The UK’s Information Commissioner’s Office and the Office of the Privacy Commissioner of Canada have united to probe a significant data breach at genetic testing giant 23andMe.
The breach compromised the genetic and ancestral information of 6.9 million users—half of its user database. Initially unnoticed by the company, the breach occurred between April and September 2023, with the company becoming aware only in October after the compromised data surfaced on an unofficial subreddit and a notorious hacking forum.
The scope of the stolen data is extensive, including sensitive details such as the users’ names, birth years, familial connections, DNA shared with relatives, ancestry reports, and self-reported locations.
Hackers executed the breach by employing a technique known as password spraying, reusing passwords exposed in previous breaches to access around 14,000 customer accounts. Through an opt-in feature designed to connect distant relatives, dubbed DNA Relatives, the attackers could scrape the information of millions from these breached accounts.
In a climate where digital privacy concerns are escalating, ICO Commissioner John Edwards emphasized the necessity for trust in organizations that handle sensitive information. Edwards said, “This data breach had an international impact, and we look forward to collaborating with our Canadian counterparts to ensure the personal information of people in the UK is protected.”
The investigation aims to ascertain the breadth of the exposed data, assess the potential harm inflicted on the affected users, and evaluate whether 23andMe had sufficient security measures to protect user data and properly notify the appropriate regulatory bodies.
23andMe’s spokesperson, Andy Kill, acknowledged the investigation, stating, “23andMe acknowledges the joint investigation announced by the Privacy Commissioner of Canada and the UK Information Commissioner today.
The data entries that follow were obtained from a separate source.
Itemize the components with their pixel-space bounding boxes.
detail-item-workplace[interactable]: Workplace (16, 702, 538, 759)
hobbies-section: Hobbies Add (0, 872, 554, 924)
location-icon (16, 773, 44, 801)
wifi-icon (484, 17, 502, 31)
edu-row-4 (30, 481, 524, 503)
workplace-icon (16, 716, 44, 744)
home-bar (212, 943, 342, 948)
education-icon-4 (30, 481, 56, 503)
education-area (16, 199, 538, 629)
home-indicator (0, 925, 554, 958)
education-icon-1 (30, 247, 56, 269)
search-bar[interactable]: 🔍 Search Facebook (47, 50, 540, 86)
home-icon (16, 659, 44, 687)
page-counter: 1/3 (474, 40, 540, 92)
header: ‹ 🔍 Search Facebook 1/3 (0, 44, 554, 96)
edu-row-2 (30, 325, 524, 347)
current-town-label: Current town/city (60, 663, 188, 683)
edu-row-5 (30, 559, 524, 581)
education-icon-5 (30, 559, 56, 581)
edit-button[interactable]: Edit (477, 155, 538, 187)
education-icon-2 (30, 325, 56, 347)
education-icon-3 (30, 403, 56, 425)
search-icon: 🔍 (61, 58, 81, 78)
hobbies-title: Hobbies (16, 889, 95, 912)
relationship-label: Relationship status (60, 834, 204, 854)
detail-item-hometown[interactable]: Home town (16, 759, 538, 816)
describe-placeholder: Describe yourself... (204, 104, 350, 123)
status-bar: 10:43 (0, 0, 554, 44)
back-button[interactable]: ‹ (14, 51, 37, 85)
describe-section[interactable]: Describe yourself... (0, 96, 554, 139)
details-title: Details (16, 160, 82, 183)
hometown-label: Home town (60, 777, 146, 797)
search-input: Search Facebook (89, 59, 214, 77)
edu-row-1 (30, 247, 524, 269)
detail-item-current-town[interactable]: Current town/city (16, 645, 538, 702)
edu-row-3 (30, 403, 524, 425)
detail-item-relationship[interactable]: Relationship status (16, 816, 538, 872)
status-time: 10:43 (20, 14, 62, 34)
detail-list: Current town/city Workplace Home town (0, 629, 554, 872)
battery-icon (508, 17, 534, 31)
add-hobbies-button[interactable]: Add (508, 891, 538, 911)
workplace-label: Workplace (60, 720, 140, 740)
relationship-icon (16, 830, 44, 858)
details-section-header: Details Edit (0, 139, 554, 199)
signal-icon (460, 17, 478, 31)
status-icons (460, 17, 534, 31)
We intend to cooperate with these regulators’ reasonable requests relating to the credential stuffing attack discovered in October 2023.”
The significant data breach at 23andMe underscores the profound privacy and security risks associated with entrusting sensitive information to centralized companies, especially when it involves genetic data and biometrics. This incident demonstrates how vulnerable such data is to cyberattacks. The hackers’ ability to infiltrate the system using password spraying techniques and exploit features like DNA Relatives highlights the potential for extensive misuse and exploitation of personal data.
When genetic information—an immutable and deeply personal identifier—is compromised, the ramifications can be far-reaching, affecting not only the individuals involved but also their relatives, given the interconnected nature of genetic data.